University & dropping out
I went to Loughborough anyway. I felt I owed it to the version of myself who’d worked so hard for those grades. But sitting in lectures watching poorly designed PowerPoints load, I kept thinking: “Is this really my life for the next four years? £50,000 in debt for a piece of paper?”
I asked myself two questions. If I dropped out and started a business, where would I be? If I finished the degree in four years, what would I do? The answer to both was the same: start a business. So why wait?
The final push came from a Gary Vaynerchuk video. His argument was simple: your twenties are the time to take risks, not play it safe. Most people spend their twenties building someone else’s dream when they should be building their own. You have no mortgage, no kids, no real obligations, and yet most people act like they’re 45 with everything to lose. That hit me hard. I was 19, sitting in a lecture hall, waiting to be 23 so I could do the thing I could already do now. It didn’t make sense anymore.
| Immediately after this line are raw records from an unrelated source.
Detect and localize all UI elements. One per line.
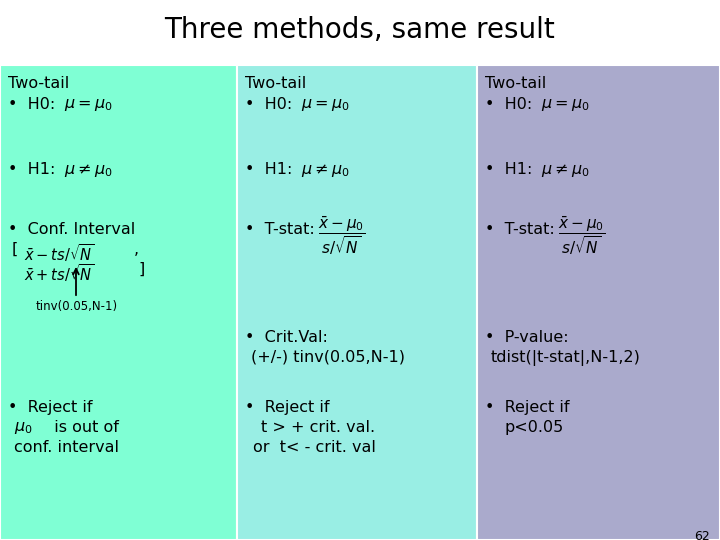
Text: $\dfrac{\bar{x} - \mu_0}{s / \sqrt{N}}$: $\dfrac{\bar{x} - \mu_0}{s / \sqrt{N}}$ [558, 214, 605, 257]
Bar [477, 65, 720, 540]
Text: $\mu \neq \mu_0$: $\mu \neq \mu_0$ [301, 162, 349, 179]
Text: Two-tail: Two-tail [245, 76, 306, 91]
Text: p<0.05: p<0.05 [505, 420, 564, 435]
Text: (+/-) tinv(0.05,N-1): (+/-) tinv(0.05,N-1) [251, 350, 405, 365]
Text: [: [ [12, 242, 18, 257]
Text: or  t< - crit. val: or t< - crit. val [253, 440, 376, 455]
Text: •  H0:: • H0: [8, 97, 60, 112]
Text: •  Reject if: • Reject if [245, 400, 330, 415]
Text: •  H1:: • H1: [8, 162, 60, 177]
Text: ]: ] [138, 262, 144, 277]
Text: tinv(0.05,N-1): tinv(0.05,N-1) [36, 300, 118, 313]
Text: $\bar{x} - ts/\sqrt{N}$: $\bar{x} - ts/\sqrt{N}$ [24, 242, 95, 264]
Text: t > + crit. val.: t > + crit. val. [261, 420, 375, 435]
Text: •  H0:: • H0: [245, 97, 297, 112]
Bar [0, 65, 237, 540]
Text: $\mu \neq \mu_0$: $\mu \neq \mu_0$ [64, 162, 112, 179]
Text: •  T-stat:: • T-stat: [485, 222, 554, 237]
Text: •  Conf. Interval: • Conf. Interval [8, 222, 135, 237]
Text: •  Crit.Val:: • Crit.Val: [245, 330, 328, 345]
Text: $\mu_0$: $\mu_0$ [14, 420, 32, 436]
Text: $\mu = \mu_0$: $\mu = \mu_0$ [64, 97, 112, 113]
Text: is out of: is out of [44, 420, 119, 435]
Text: $\dfrac{\bar{x} - \mu_0}{s / \sqrt{N}}$: $\dfrac{\bar{x} - \mu_0}{s / \sqrt{N}}$ [318, 214, 365, 257]
Text: •  H1:: • H1: [245, 162, 297, 177]
Text: Two-tail: Two-tail [8, 76, 69, 91]
Text: $\bar{x} + ts/\sqrt{N}$: $\bar{x} + ts/\sqrt{N}$ [24, 262, 95, 284]
Text: conf. interval: conf. interval [14, 440, 119, 455]
Text: •  Reject if: • Reject if [485, 400, 570, 415]
Text: •  Reject if: • Reject if [8, 400, 92, 415]
Text: •  T-stat:: • T-stat: [245, 222, 315, 237]
Bar [237, 65, 477, 540]
Text: •  P-value:: • P-value: [485, 330, 569, 345]
Text: $\mu = \mu_0$: $\mu = \mu_0$ [301, 97, 349, 113]
Text: Three methods, same result: Three methods, same result [165, 16, 555, 44]
Text: tdist(|t-stat|,N-1,2): tdist(|t-stat|,N-1,2) [491, 350, 641, 366]
Text: •  H0:: • H0: [485, 97, 537, 112]
Text: $\mu = \mu_0$: $\mu = \mu_0$ [541, 97, 590, 113]
Text: 62: 62 [694, 530, 710, 540]
Text: $\mu \neq \mu_0$: $\mu \neq \mu_0$ [541, 162, 590, 179]
Text: Two-tail: Two-tail [485, 76, 546, 91]
Text: ,: , [134, 242, 139, 257]
Text: •  H1:: • H1: [485, 162, 538, 177]
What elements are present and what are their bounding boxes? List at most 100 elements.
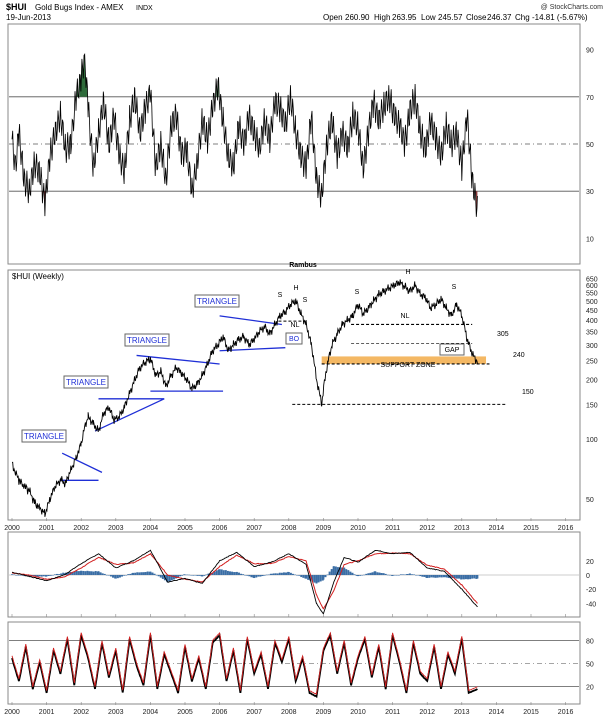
close-label: Close <box>466 13 487 22</box>
macd-histogram-bar <box>428 575 430 578</box>
price-x-tick-label: 2004 <box>143 525 159 532</box>
annotation-triangle-2: TRIANGLE <box>66 378 106 387</box>
macd-histogram-bar <box>48 575 50 576</box>
macd-histogram-bar <box>95 571 97 575</box>
macd-histogram-bar <box>322 575 324 580</box>
macd-histogram-bar <box>467 575 469 579</box>
macd-histogram-bar <box>266 575 268 576</box>
macd-histogram-bar <box>294 575 296 576</box>
rsi-tick-label: 90 <box>586 48 594 55</box>
macd-histogram-bar <box>283 572 285 575</box>
macd-histogram-bar <box>374 571 376 575</box>
macd-histogram-bar <box>250 575 252 577</box>
macd-histogram-bar <box>259 575 261 577</box>
macd-histogram-bar <box>173 575 175 579</box>
macd-signal-line <box>12 553 477 609</box>
macd-histogram-bar <box>387 575 389 576</box>
price-x-tick-label: 2013 <box>454 525 470 532</box>
macd-histogram-bar <box>248 575 250 576</box>
stoch-x-tick-label: 2014 <box>489 709 505 716</box>
macd-histogram-bar <box>253 575 255 578</box>
macd-histogram-bar <box>190 575 192 576</box>
annotations: TRIANGLE TRIANGLE TRIANGLE TRIANGLE H S … <box>22 262 534 442</box>
price-tick-label: 600 <box>586 283 598 290</box>
macd-histogram-bar <box>446 575 448 578</box>
macd-tick-label: -40 <box>586 601 596 608</box>
macd-histogram-bar <box>400 574 402 575</box>
price-x-tick-label: 2016 <box>558 525 574 532</box>
macd-histogram-bar <box>435 575 437 578</box>
annotation-head-1: H <box>293 285 298 292</box>
macd-histogram-bar <box>349 572 351 575</box>
macd-histogram-bar <box>43 575 45 576</box>
macd-histogram-bar <box>56 574 58 575</box>
macd-histogram-bar <box>469 575 471 579</box>
annotation-neckline-2: NL <box>401 313 410 320</box>
macd-histogram-bar <box>392 575 394 576</box>
chg-label: Chg <box>515 13 530 22</box>
stoch-x-tick-label: 2015 <box>523 709 539 716</box>
macd-histogram-bar <box>110 575 112 576</box>
macd-histogram-bar <box>123 575 125 576</box>
macd-histogram-bar <box>125 575 127 576</box>
macd-histogram-bar <box>305 575 307 579</box>
macd-histogram-bar <box>419 575 421 576</box>
stoch-x-tick-label: 2003 <box>108 709 124 716</box>
price-x-tick-label: 2001 <box>39 525 55 532</box>
macd-histogram-bar <box>181 575 183 576</box>
macd-histogram-bar <box>262 575 264 576</box>
macd-histogram-bar <box>39 575 41 576</box>
stoch-x-tick-label: 2006 <box>212 709 228 716</box>
macd-histogram-bar <box>402 574 404 575</box>
macd-histogram-bar <box>290 573 292 575</box>
macd-histogram-bar <box>324 575 326 577</box>
price-tick-label: 500 <box>586 299 598 306</box>
macd-histogram-bar <box>277 573 279 575</box>
annotation-shoulder-3: S <box>355 289 360 296</box>
price-panel-title: $HUI (Weekly) <box>12 272 64 281</box>
macd-histogram-bar <box>473 575 475 578</box>
macd-histogram-bar <box>227 571 229 575</box>
macd-histogram-bar <box>354 574 356 575</box>
stoch-x-tick-label: 2000 <box>4 709 20 716</box>
macd-histogram-bar <box>19 575 21 576</box>
stoch-x-tick-label: 2013 <box>454 709 470 716</box>
macd-histogram-bar <box>471 575 473 579</box>
stoch-k-line <box>12 635 477 697</box>
macd-histogram-bar <box>458 575 460 579</box>
macd-histogram-bar <box>134 573 136 575</box>
macd-histogram-bar <box>244 575 246 576</box>
macd-histogram-bar <box>255 575 257 577</box>
rsi-tick-label: 50 <box>586 142 594 149</box>
macd-histogram-bar <box>50 575 52 576</box>
macd-histogram-bar <box>151 573 153 575</box>
stoch-tick-label: 50 <box>586 662 594 669</box>
macd-histogram-bar <box>233 572 235 575</box>
macd-histogram-bar <box>115 575 117 579</box>
macd-histogram-bar <box>80 571 82 575</box>
macd-histogram-bar <box>156 575 158 576</box>
open-label: Open <box>323 13 343 22</box>
macd-histogram-bar <box>288 572 290 575</box>
macd-histogram-bar <box>216 570 218 575</box>
macd-histogram-bar <box>463 575 465 579</box>
macd-histogram-bar <box>275 573 277 575</box>
macd-histogram-bar <box>119 575 121 578</box>
macd-histogram-bar <box>225 570 227 575</box>
symbol: $HUI <box>6 2 27 12</box>
price-tick-label: 450 <box>586 308 598 315</box>
macd-histogram-bar <box>389 575 391 576</box>
macd-histogram-bar <box>91 571 93 575</box>
macd-histogram-bar <box>320 575 322 581</box>
macd-histogram-bar <box>351 573 353 575</box>
stoch-x-tick-label: 2002 <box>73 709 89 716</box>
macd-histogram-bar <box>300 575 302 577</box>
rsi-tick-label: 70 <box>586 95 594 102</box>
stoch-tick-label: 20 <box>586 685 594 692</box>
price-tick-label: 400 <box>586 318 598 325</box>
macd-histogram-bar <box>421 575 423 577</box>
macd-histogram-bar <box>378 573 380 575</box>
macd-histogram-bar <box>423 575 425 577</box>
triangle-line <box>62 453 102 472</box>
price-x-tick-label: 2007 <box>246 525 262 532</box>
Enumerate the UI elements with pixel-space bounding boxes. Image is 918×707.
I dropped out and started Beue Media, affordable subscription-based website design and hosting. I’m not saying university isn’t worth it. It is, for the right people. I’m still glad I went, if only for the people I met. But I knew it wasn’t the right path for me to stay on.
Learning to code
Running Beue Media taught me that I didn’t just want to design things. I wanted to build them. I started teaching myself to code. It was one of the best investments I’ve ever made. Suddenly the gap between having an idea and shipping it collapsed.
Building real things
As I picked up more Beue Media customers, one in particular stood out — a tax consultancy that needed help with their website. I built it for them, and the relationship grew. They asked me to join full time to help build custom client portals and CRM software. I said yes.
I spent four years there leading engineering, building the tools behind over £100m in R&D tax claims. I learned what it meant to build software that actually mattered. Software that people relied on every day, that moved real money.
Now I’m the founding engineer at Trustestate, building probate software that’s handled over £50m in estate value. I also founded Interlu, a tool that saves hours when searching for UK company information.
The dots connected
Drawing battles on Ikea paper taught me to tell stories visually. Skateboarding videos taught me to edit and create content. YouTube taught me consistency and shipping. Freelancing taught me that my skills had value. Dropping out taught me to trust my instincts. Building Beue Media taught me I wanted to code. And coding gave me everything that followed.
None of it made sense at the time. A dyslexic kid drawing on paper rolls, filming kickflips, making gaming videos — none of that looks like a career path to building software. But every single dot connected in the end.
“You can’t connect the dots looking forward; you can only connect them looking backwards. So you have to trust that the dots will somehow connect in your future. You have to trust in something — your gut, destiny, life, karma, whatever. This approach has never let me down, and it has made all the difference in my life.”